Thankfully most soccer injuries are a soft tissue injury. As expected, 50-80% of soccer injuries affect the lower extremities.
40-45% of these leg injuries involve ankle and foot pain and most of these injuries are a sprain to ligaments. Hamstring injuries are also common and the incidence of hip pain is on the rise. Knee injuries account for 25% of leg injuries. ACL injury (Anterior Cruciate Ligament) is the most common season-ending problem. Menisicus (cartilage) tears are also common due to the pivoting nature of football.
In young football players, Osgood-Schlatter Disease is a common cause of knee pain. Sever’s disease is a common source of heel pain. Both these are related to the site of growth and pain is often associated with overuse.

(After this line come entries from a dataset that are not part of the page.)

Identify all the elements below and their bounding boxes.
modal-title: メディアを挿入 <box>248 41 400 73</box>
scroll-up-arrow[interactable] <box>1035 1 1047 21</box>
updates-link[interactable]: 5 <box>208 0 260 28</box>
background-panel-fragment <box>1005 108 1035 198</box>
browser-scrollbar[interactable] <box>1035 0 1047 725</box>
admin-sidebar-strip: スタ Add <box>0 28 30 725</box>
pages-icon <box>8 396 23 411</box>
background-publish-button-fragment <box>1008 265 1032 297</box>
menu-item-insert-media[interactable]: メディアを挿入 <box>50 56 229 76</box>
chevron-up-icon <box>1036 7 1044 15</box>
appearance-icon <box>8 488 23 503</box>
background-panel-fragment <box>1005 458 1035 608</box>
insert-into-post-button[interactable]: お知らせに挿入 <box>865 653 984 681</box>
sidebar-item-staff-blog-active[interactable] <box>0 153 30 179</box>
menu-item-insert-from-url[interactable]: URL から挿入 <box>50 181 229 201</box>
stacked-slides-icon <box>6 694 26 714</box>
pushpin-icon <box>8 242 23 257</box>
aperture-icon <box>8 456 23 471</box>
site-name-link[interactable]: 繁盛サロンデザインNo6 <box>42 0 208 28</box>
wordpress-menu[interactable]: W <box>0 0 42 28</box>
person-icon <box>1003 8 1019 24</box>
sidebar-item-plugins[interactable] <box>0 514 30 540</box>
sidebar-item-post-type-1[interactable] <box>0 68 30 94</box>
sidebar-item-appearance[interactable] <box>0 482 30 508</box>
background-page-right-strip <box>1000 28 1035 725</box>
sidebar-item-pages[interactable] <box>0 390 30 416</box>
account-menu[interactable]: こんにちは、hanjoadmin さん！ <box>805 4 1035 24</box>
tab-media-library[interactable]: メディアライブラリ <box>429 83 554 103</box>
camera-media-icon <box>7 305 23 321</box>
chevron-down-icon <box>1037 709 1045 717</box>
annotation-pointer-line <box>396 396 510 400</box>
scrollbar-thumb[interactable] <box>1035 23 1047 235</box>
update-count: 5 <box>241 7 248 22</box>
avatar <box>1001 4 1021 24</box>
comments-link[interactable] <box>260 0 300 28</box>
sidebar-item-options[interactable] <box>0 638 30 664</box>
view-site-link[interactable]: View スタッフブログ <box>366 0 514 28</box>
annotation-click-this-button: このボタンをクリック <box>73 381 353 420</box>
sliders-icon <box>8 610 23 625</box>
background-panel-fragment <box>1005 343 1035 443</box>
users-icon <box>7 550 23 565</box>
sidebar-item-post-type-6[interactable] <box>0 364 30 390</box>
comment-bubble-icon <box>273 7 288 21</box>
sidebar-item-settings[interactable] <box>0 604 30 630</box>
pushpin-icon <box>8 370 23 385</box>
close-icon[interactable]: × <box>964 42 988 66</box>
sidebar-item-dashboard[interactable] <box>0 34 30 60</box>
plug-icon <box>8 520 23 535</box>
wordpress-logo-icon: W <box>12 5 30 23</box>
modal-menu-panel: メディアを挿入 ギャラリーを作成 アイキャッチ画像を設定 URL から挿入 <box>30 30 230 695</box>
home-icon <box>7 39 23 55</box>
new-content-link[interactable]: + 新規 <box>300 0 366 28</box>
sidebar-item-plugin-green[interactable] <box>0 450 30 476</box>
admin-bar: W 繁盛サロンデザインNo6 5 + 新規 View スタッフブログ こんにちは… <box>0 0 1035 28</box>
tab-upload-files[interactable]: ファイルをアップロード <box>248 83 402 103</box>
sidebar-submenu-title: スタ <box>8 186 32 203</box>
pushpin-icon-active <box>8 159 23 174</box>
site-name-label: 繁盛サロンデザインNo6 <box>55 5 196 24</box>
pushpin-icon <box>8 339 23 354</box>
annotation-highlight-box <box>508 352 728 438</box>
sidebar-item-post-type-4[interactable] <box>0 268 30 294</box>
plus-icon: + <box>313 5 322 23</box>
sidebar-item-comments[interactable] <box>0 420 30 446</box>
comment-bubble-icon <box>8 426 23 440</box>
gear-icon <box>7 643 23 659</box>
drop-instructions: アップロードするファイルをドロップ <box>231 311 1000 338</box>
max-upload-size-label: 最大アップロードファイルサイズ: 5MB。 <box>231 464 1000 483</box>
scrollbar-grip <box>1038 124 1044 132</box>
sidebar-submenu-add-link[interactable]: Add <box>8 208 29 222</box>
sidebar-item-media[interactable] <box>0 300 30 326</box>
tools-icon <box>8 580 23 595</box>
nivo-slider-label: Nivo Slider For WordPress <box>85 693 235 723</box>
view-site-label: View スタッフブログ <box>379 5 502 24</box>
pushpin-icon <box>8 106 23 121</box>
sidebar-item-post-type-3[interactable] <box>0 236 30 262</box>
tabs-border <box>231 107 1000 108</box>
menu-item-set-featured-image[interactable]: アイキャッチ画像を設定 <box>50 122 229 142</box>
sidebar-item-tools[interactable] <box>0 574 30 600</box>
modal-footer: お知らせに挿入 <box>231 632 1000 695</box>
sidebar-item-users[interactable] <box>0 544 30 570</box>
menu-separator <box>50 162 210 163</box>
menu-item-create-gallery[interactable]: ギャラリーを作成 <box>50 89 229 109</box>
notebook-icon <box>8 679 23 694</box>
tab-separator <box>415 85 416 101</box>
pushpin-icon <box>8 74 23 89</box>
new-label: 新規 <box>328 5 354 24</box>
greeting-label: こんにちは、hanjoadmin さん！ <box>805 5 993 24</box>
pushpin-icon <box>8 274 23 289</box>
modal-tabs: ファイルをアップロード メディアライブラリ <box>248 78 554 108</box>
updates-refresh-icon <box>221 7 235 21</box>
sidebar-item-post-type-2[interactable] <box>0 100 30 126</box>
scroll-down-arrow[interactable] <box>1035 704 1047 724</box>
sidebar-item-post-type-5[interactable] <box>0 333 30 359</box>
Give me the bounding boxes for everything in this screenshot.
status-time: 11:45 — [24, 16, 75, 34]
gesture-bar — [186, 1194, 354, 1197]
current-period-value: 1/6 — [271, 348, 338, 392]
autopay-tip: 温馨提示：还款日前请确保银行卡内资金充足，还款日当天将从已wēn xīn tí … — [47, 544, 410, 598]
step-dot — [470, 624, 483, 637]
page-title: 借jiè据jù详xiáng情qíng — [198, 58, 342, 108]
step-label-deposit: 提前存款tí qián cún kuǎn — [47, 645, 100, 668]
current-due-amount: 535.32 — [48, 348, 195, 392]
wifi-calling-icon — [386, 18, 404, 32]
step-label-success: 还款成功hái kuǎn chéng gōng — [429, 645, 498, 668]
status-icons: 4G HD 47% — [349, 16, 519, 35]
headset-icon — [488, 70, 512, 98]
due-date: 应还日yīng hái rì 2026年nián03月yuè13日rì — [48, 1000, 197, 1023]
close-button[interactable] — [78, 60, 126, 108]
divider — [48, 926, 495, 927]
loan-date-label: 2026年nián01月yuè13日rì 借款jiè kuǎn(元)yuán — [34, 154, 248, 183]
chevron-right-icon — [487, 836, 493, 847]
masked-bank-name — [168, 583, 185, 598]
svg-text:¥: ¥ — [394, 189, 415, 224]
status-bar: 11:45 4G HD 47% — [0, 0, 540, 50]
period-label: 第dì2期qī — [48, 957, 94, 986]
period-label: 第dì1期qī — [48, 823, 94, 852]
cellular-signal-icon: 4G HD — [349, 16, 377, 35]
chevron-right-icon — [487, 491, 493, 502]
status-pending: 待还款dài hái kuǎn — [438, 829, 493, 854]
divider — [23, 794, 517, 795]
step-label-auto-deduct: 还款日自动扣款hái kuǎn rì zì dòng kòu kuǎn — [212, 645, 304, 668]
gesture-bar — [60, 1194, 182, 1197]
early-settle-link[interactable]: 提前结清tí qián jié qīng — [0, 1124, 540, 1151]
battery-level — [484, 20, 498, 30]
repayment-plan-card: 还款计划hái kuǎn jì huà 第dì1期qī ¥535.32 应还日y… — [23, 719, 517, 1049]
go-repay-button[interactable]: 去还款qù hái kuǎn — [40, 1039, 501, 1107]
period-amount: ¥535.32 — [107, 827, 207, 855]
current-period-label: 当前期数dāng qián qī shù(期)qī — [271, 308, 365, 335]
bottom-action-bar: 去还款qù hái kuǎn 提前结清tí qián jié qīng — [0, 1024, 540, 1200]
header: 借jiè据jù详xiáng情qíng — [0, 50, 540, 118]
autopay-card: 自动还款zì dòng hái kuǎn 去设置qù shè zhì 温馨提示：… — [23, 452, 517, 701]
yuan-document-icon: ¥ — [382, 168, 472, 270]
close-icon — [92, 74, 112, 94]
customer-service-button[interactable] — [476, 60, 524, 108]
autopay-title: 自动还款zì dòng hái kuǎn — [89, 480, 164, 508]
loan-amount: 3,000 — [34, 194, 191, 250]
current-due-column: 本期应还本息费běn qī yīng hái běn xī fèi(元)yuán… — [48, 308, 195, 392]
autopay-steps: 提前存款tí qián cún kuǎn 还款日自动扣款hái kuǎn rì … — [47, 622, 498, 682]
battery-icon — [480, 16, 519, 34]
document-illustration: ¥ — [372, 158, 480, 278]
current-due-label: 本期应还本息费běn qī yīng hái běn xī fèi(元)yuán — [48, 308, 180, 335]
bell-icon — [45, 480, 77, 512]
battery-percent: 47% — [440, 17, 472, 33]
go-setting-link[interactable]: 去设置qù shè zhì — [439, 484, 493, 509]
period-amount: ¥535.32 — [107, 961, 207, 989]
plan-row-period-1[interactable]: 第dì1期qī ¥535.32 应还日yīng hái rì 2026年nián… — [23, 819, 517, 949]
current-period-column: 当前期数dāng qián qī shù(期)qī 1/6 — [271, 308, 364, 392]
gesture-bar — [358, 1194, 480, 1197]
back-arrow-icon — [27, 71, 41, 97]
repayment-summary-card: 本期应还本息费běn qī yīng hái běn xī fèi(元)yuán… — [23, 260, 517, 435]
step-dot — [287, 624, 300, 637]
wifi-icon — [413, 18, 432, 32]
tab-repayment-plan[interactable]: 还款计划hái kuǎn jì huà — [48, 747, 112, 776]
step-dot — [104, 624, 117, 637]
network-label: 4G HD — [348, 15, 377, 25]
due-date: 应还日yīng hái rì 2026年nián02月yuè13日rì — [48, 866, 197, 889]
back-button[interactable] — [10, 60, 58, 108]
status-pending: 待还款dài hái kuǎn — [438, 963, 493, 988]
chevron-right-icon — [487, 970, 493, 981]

In the lower leg, tibial shaft fractures are uncommon, but they represent one of the most severe types of lower extremity trauma in soccer and more often associated with tackles or a collision.

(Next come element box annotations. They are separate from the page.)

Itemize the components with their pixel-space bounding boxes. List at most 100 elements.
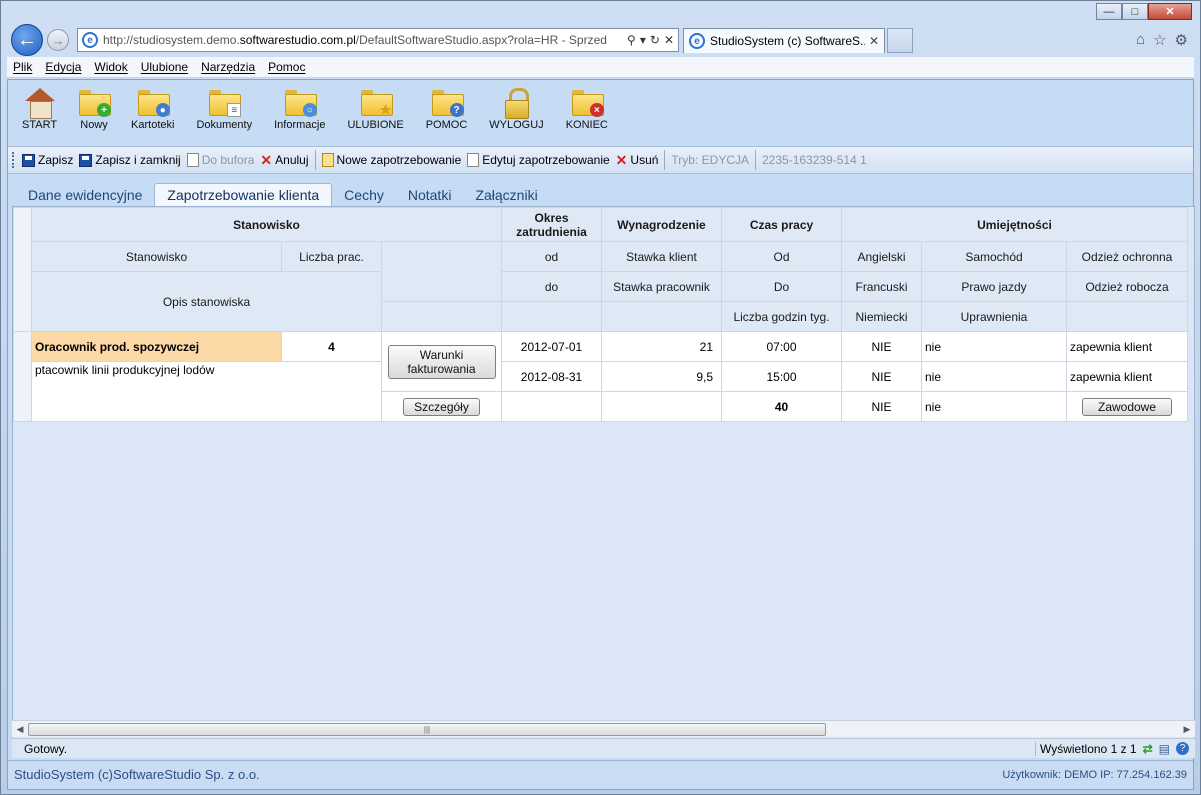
col-license[interactable]: Prawo jazdy — [921, 271, 1067, 302]
cell-count[interactable]: 4 — [281, 331, 382, 362]
url-text[interactable]: http://studiosystem.demo.softwarestudio.… — [103, 33, 623, 47]
billing-terms-button[interactable]: Warunki fakturowania — [387, 344, 496, 379]
address-bar[interactable]: e http://studiosystem.demo.softwarestudi… — [77, 28, 679, 52]
menu-view[interactable]: Widok — [94, 60, 127, 74]
export-icon[interactable]: ▤ — [1159, 742, 1170, 756]
delete-button[interactable]: ✕ Usuń — [613, 153, 662, 167]
col-count[interactable]: Liczba prac. — [281, 241, 382, 272]
tab-notes[interactable]: Notatki — [396, 184, 464, 206]
col-blank — [381, 301, 502, 332]
home-icon[interactable]: ⌂ — [1136, 31, 1145, 49]
refresh-icon[interactable]: ↻ — [650, 33, 660, 47]
col-protective[interactable]: Odzież ochronna — [1066, 241, 1188, 272]
tab-client-requirement[interactable]: Zapotrzebowanie klienta — [154, 183, 333, 206]
tab-features[interactable]: Cechy — [332, 184, 396, 206]
save-button[interactable]: Zapisz — [19, 153, 76, 167]
cancel-button[interactable]: ✕ Anuluj — [257, 153, 311, 167]
col-english[interactable]: Angielski — [841, 241, 922, 272]
cell-french[interactable]: NIE — [841, 361, 922, 392]
new-button[interactable]: + Nowy — [71, 84, 117, 131]
minimize-button[interactable]: — — [1096, 3, 1122, 20]
window-controls: — □ ✕ — [1096, 3, 1192, 20]
address-row: ← → e http://studiosystem.demo.softwares… — [7, 23, 1194, 57]
row-selector[interactable] — [13, 331, 32, 422]
col-position[interactable]: Stanowisko — [31, 241, 282, 272]
menu-tools[interactable]: Narzędzia — [201, 60, 255, 74]
close-tab-icon[interactable]: ✕ — [869, 34, 879, 48]
gear-icon[interactable]: ⚙ — [1175, 31, 1188, 49]
menu-file[interactable]: Plik — [13, 60, 32, 74]
chevron-down-icon[interactable]: ▾ — [640, 33, 646, 47]
favorites-star-icon[interactable]: ☆ — [1153, 31, 1166, 49]
horizontal-scrollbar[interactable]: ◀ ||| ▶ — [12, 720, 1195, 737]
cell-description[interactable]: ptacownik linii produkcyjnej lodów — [31, 361, 382, 422]
documents-button[interactable]: ≡ Dokumenty — [188, 84, 260, 131]
col-weekly-hours[interactable]: Liczba godzin tyg. — [721, 301, 842, 332]
search-icon[interactable]: ⚲ — [627, 33, 636, 47]
cell-protective[interactable]: zapewnia klient — [1066, 331, 1188, 362]
col-car[interactable]: Samochód — [921, 241, 1067, 272]
ie-icon: e — [689, 33, 705, 49]
cell-weekly-hours[interactable]: 40 — [721, 391, 842, 422]
toolbar-grip[interactable] — [12, 152, 15, 168]
stop-icon[interactable]: ✕ — [664, 33, 674, 47]
new-requirement-button[interactable]: Nowe zapotrzebowanie — [319, 153, 465, 167]
col-from[interactable]: od — [501, 241, 602, 272]
col-to[interactable]: do — [501, 271, 602, 302]
edit-requirement-button[interactable]: Edytuj zapotrzebowanie — [464, 153, 612, 167]
cell-rate-client[interactable]: 21 — [601, 331, 722, 362]
col-workwear[interactable]: Odzież robocza — [1066, 271, 1188, 302]
col-time-from[interactable]: Od — [721, 241, 842, 272]
menu-edit[interactable]: Edycja — [45, 60, 81, 74]
col-time-to[interactable]: Do — [721, 271, 842, 302]
cell-date-from[interactable]: 2012-07-01 — [501, 331, 602, 362]
menu-help[interactable]: Pomoc — [268, 60, 305, 74]
scroll-left-icon[interactable]: ◀ — [14, 723, 26, 735]
logout-button[interactable]: WYLOGUJ — [481, 84, 551, 131]
cell-english[interactable]: NIE — [841, 331, 922, 362]
refresh-icon[interactable]: ⇄ — [1143, 742, 1153, 756]
tab-attachments[interactable]: Załączniki — [463, 184, 549, 206]
col-french[interactable]: Francuski — [841, 271, 922, 302]
menu-favorites[interactable]: Ulubione — [141, 60, 188, 74]
cell-position[interactable]: Oracownik prod. spozywczej — [31, 331, 282, 362]
scroll-right-icon[interactable]: ▶ — [1181, 723, 1193, 735]
cell-rate-worker[interactable]: 9,5 — [601, 361, 722, 392]
folder-documents-icon: ≡ — [209, 88, 242, 117]
records-button[interactable]: ● Kartoteki — [123, 84, 182, 131]
cell-date-to[interactable]: 2012-08-31 — [501, 361, 602, 392]
details-button[interactable]: Szczegóły — [403, 397, 480, 416]
col-rate-client[interactable]: Stawka klient — [601, 241, 722, 272]
cell-time-to[interactable]: 15:00 — [721, 361, 842, 392]
exit-button[interactable]: × KONIEC — [558, 84, 616, 131]
favorites-button[interactable]: ★ ULUBIONE — [339, 84, 411, 131]
col-description[interactable]: Opis stanowiska — [31, 271, 382, 332]
group-position: Stanowisko — [31, 207, 502, 242]
scroll-thumb[interactable]: ||| — [28, 723, 826, 736]
new-tab-button[interactable] — [887, 28, 913, 53]
help-icon[interactable]: ? — [1176, 742, 1189, 755]
cell-time-from[interactable]: 07:00 — [721, 331, 842, 362]
cell-german[interactable]: NIE — [841, 391, 922, 422]
lock-icon — [505, 88, 530, 119]
col-rate-worker[interactable]: Stawka pracownik — [601, 271, 722, 302]
back-button[interactable]: ← — [11, 24, 43, 56]
to-buffer-button[interactable]: Do bufora — [184, 153, 258, 167]
cell-permissions[interactable]: nie — [921, 391, 1067, 422]
tab-registration-data[interactable]: Dane ewidencyjne — [16, 184, 154, 206]
cell-car[interactable]: nie — [921, 331, 1067, 362]
professional-button[interactable]: Zawodowe — [1082, 397, 1172, 416]
information-button[interactable]: ○ Informacje — [266, 84, 333, 131]
cell-workwear[interactable]: zapewnia klient — [1066, 361, 1188, 392]
save-close-button[interactable]: Zapisz i zamknij — [76, 153, 183, 167]
col-permissions[interactable]: Uprawnienia — [921, 301, 1067, 332]
cell-license[interactable]: nie — [921, 361, 1067, 392]
browser-tab[interactable]: e StudioSystem (c) SoftwareS... ✕ — [683, 28, 885, 53]
close-window-button[interactable]: ✕ — [1148, 3, 1192, 20]
forward-button[interactable]: → — [47, 29, 69, 51]
folder-help-icon: ? — [431, 88, 464, 117]
start-button[interactable]: START — [14, 84, 65, 131]
maximize-button[interactable]: □ — [1122, 3, 1148, 20]
col-german[interactable]: Niemiecki — [841, 301, 922, 332]
help-button[interactable]: ? POMOC — [418, 84, 476, 131]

Head injuries account for 4-22% of soccer injuries. Concussions make up 2-3% of all soccer injuries. Most severe head injuries are caused by collisions. The collisions could be with other players, goalposts, the ground, or the ball. Neck pain and shoulder pain can occur. Mild whiplash injury has been reported after head clashes or impact with the ground.
Goalkeepers are susceptible to shoulder injuries from falls and collisions. However, even field players can suffer from shoulder injury during throw ins or following a fall.